Puis, s’étant agenouillée, elle se signa dévotement et se mit à prier.

Mais la mère Catherine entrait. S’étant approchée du lit de son pas menu et tremblant, elle baisa le front d’une pâleur de cire, puis, dans un geste instinctif, elle serra dans ses bras l’enfant qu’elle avait mise au monde, la gardant contre elle, ne voulant pas, disait-elle, qu’on la mit dans la terre.

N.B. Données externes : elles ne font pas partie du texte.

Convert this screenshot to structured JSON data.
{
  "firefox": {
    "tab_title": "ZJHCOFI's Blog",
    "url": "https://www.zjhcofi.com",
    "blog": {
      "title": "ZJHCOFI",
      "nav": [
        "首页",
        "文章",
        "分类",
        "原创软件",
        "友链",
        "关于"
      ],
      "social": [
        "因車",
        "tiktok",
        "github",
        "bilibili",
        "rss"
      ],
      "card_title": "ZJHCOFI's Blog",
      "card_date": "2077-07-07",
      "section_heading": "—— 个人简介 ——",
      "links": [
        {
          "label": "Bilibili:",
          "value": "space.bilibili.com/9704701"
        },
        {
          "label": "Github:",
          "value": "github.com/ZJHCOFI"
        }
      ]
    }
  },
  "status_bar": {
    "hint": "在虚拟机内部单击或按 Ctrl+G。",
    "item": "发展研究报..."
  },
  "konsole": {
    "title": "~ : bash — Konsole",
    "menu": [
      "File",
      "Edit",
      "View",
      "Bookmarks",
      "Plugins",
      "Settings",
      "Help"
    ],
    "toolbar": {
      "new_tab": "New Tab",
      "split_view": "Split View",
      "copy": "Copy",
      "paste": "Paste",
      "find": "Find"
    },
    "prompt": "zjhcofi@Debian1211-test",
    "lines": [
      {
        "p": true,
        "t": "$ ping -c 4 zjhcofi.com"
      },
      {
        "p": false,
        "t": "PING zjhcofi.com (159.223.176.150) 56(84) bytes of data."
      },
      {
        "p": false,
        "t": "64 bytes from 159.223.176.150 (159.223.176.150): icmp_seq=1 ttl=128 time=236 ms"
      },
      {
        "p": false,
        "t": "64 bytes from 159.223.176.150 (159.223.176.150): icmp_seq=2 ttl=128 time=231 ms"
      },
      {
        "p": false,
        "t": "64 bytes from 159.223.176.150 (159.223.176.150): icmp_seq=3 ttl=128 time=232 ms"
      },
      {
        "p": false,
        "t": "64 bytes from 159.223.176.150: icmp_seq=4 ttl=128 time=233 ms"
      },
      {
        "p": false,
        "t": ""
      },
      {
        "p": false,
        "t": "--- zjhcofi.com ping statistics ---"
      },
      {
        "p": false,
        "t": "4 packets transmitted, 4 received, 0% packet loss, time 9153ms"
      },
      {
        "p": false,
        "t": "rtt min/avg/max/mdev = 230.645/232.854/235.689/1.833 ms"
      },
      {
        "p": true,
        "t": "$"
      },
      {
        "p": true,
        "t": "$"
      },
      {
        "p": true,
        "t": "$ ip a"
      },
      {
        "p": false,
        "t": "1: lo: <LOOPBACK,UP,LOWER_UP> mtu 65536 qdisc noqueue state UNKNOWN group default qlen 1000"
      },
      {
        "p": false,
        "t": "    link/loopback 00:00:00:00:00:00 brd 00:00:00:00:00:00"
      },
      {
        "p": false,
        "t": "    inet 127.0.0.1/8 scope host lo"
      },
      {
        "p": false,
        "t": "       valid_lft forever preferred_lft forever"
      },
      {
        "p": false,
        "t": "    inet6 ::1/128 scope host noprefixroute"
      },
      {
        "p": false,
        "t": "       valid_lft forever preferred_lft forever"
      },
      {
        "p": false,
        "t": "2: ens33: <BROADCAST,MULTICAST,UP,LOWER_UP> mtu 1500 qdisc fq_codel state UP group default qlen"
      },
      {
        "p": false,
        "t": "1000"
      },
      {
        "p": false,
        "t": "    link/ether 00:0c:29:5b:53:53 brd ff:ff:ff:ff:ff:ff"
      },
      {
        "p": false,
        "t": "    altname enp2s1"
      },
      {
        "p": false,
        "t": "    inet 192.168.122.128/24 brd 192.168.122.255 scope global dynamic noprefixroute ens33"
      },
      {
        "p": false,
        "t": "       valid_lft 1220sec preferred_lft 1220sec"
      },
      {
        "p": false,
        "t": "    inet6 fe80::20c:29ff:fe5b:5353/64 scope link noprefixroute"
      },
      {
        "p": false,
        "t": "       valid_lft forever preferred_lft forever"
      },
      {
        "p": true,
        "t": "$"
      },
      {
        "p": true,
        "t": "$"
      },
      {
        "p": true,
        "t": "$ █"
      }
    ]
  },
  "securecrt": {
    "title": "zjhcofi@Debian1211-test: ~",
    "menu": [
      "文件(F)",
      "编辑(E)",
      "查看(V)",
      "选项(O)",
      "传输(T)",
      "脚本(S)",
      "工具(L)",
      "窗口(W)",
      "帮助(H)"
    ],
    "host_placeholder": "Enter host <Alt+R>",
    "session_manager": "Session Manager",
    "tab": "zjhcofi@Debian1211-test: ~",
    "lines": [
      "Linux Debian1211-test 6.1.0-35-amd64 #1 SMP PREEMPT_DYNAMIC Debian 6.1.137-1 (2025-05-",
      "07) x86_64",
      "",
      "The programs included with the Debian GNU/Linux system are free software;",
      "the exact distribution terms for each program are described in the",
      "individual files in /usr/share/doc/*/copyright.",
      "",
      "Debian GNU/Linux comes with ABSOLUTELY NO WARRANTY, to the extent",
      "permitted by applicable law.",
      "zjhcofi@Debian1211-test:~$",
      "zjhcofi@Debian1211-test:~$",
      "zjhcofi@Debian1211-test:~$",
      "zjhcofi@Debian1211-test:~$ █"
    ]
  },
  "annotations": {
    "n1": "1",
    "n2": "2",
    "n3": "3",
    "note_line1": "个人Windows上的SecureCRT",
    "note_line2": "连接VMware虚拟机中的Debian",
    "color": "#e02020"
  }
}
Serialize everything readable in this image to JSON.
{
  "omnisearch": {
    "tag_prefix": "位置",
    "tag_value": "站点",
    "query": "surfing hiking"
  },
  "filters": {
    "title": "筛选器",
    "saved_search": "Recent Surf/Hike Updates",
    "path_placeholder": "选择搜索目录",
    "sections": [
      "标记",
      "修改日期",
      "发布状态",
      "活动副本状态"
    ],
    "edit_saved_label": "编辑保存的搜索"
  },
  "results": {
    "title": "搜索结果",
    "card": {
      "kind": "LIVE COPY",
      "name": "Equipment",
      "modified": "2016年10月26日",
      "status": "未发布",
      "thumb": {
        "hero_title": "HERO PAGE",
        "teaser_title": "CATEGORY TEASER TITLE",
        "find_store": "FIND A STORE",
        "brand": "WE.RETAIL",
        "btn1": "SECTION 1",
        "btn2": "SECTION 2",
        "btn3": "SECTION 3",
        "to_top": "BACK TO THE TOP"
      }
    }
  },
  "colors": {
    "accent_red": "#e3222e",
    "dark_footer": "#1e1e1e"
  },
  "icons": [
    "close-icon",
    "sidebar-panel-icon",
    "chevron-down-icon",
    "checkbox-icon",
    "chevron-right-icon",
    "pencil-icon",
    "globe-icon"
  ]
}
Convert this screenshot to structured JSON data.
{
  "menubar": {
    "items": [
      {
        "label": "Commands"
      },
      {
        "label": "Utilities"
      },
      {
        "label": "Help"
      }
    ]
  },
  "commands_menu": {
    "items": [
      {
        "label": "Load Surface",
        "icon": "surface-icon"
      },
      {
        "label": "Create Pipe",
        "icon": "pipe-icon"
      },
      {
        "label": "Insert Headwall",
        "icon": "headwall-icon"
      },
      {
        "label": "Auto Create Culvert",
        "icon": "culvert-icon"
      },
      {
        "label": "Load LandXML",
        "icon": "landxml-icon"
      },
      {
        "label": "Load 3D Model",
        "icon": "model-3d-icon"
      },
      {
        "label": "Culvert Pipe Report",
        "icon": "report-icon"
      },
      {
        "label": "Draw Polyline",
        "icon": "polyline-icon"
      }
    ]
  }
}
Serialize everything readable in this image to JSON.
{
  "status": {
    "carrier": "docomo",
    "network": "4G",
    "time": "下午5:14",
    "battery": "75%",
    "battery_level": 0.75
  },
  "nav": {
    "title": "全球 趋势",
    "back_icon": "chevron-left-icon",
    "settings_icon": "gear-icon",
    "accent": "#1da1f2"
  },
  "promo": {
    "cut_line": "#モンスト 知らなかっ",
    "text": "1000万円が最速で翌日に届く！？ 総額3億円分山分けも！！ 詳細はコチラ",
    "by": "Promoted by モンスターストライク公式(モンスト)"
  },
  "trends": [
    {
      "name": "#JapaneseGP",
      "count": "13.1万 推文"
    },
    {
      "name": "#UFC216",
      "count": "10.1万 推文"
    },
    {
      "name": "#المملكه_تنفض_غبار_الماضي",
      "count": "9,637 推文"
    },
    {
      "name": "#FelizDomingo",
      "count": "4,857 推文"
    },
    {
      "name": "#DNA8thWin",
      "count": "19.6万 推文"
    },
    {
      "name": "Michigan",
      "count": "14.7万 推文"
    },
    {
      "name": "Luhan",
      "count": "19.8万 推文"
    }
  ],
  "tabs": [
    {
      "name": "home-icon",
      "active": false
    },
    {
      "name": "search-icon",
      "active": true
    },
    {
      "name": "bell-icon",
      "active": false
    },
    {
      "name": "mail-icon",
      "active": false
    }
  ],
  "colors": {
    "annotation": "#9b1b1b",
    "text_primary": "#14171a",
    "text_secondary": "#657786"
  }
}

La voisine l’entraîna ; elle se laissa conduire par la main, docile, obéissante, et si abattue par le coup, qu’elle semblait n’avoir plus notion de l’existence. De temps à autre elle répétait d’une voix lointaine, d’où la pensée était absente : « En voilà une affaire ! » Seulement elle sortit de sa stupeur, pour exiger qu’on mît à sa fille la robe de cachemire, préparée pour ses noces, et le voile de mariée en mousseline blanche. Une idée qu’elle avait comme ça ; et elle insistait, revenait, s’y attachait avec une énergie désespérée, comme si cela seul avait eu de l’importance.

On lui donna satisfaction.

Dans la pièce en dessous sonnait le pas du garde. Il allait et venait, trompant par une fièvre de mouvement l’envie qui le prenait de se briser la tête contre le mur. Pourtant une notion très nette subsistait en lui, celle de l’honneur militaire qui veut qu’on tienne bon avant tout, et qu’on ne déserte pas son poste. Et de grosses larmes, des larmes lentes, des larmes rares de vieux roulaient sur sa moustache blanche de « brisquard », trouvant un chemin tracé d’avance dans les rides, qui sillonnaient ses joues hâlées.